Laet, sendo adversário implacável dos modernismos literários, opôs-se desde o primeiro momento aos poetas futuristas. Certa ocasião, zombando de Graça Aranha, publicou o seguinte soneto em estilo modernista:
“Noite. Calor. Concerto nos telhados. / Cubos esferoidais. Gatas e gatos. / Vênus. Graças. Aranhas. Carrapatos. / Melindrosas. Poetas assanhados. / Rabanetes azuis. Sóis encarnados. / Comida no alguidar. Cuspo nos pratos. / Três rondas a cavalo. Mil boatos. / Prosa sesquipedal. Tropos safados. / Avenida deserta. Bondes. Grama. / Chopes Fidalga. Leite. Pão-de-ló. / Carros de irrigação. Salpicos. Lama. / Vacas magras. Esfinge. Triste. Só. / Tumor mole. São Paulo. Telegrama. / Dois secretas. Cubismo. Xilindró.”

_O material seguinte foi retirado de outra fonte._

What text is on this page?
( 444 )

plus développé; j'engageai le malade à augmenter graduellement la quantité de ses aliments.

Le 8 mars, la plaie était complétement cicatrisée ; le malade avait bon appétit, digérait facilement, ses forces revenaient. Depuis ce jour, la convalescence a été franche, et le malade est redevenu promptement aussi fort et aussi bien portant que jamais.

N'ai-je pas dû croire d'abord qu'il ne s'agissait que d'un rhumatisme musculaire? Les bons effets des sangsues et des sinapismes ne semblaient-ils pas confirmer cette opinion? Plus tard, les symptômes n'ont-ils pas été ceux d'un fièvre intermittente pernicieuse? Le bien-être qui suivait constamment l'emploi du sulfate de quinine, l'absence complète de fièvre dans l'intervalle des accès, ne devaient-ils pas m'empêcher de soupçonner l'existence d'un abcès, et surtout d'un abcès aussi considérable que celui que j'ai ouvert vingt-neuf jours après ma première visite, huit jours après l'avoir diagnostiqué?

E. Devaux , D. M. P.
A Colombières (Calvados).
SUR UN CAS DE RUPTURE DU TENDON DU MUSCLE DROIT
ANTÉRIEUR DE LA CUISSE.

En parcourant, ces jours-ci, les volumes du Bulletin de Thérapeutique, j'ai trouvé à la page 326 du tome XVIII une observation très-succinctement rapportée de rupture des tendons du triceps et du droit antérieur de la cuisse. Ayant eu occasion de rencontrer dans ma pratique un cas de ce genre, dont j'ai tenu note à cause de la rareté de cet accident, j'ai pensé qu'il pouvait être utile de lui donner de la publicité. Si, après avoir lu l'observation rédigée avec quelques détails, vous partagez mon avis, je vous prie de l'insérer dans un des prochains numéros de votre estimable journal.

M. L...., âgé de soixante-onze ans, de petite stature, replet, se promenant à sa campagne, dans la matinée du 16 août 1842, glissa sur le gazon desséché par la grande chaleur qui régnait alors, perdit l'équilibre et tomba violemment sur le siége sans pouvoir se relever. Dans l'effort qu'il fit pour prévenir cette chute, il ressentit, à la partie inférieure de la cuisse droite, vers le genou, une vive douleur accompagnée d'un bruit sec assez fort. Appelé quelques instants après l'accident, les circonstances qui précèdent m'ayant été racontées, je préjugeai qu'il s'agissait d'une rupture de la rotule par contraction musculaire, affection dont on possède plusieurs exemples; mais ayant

O saboroso desse soneto está não só em ter imitado o estilo “futurista” de Graça Aranha, mas na alusão a um episódio ridículo que então todo o público conhecia: Graça Aranha, que estava envolvido numa conspiração contra o governo, passara a um seu correligionário, de São Paulo, um telegrama em termos cifrados, anunciando que rebentaria naquela noite um levante. Assim rezava o telegrama: "Tumor mole rebentará esta noite". A polícia, que rastreava a correspondência dos adversários do governo, não teve qualquer dificuldade para decifrar a mensagem e “dois secretas” trancafiaram a tempo, num “xilindró”, o malogrado conspirador político. O impagável Laet comentou:
─ Esse Aranha publicou um livro simbolista, “Canaã”, e ninguém compreendeu nada... Agora, envia um telegrama secreto, e todo mundo entendeu tudo... Que estilista fantástico!
ARMANDO ALEXANDRE DOS SANTOS, é historiador e jornalista profissional, membro do Instituto Histórico e Geográfico Brasileiro.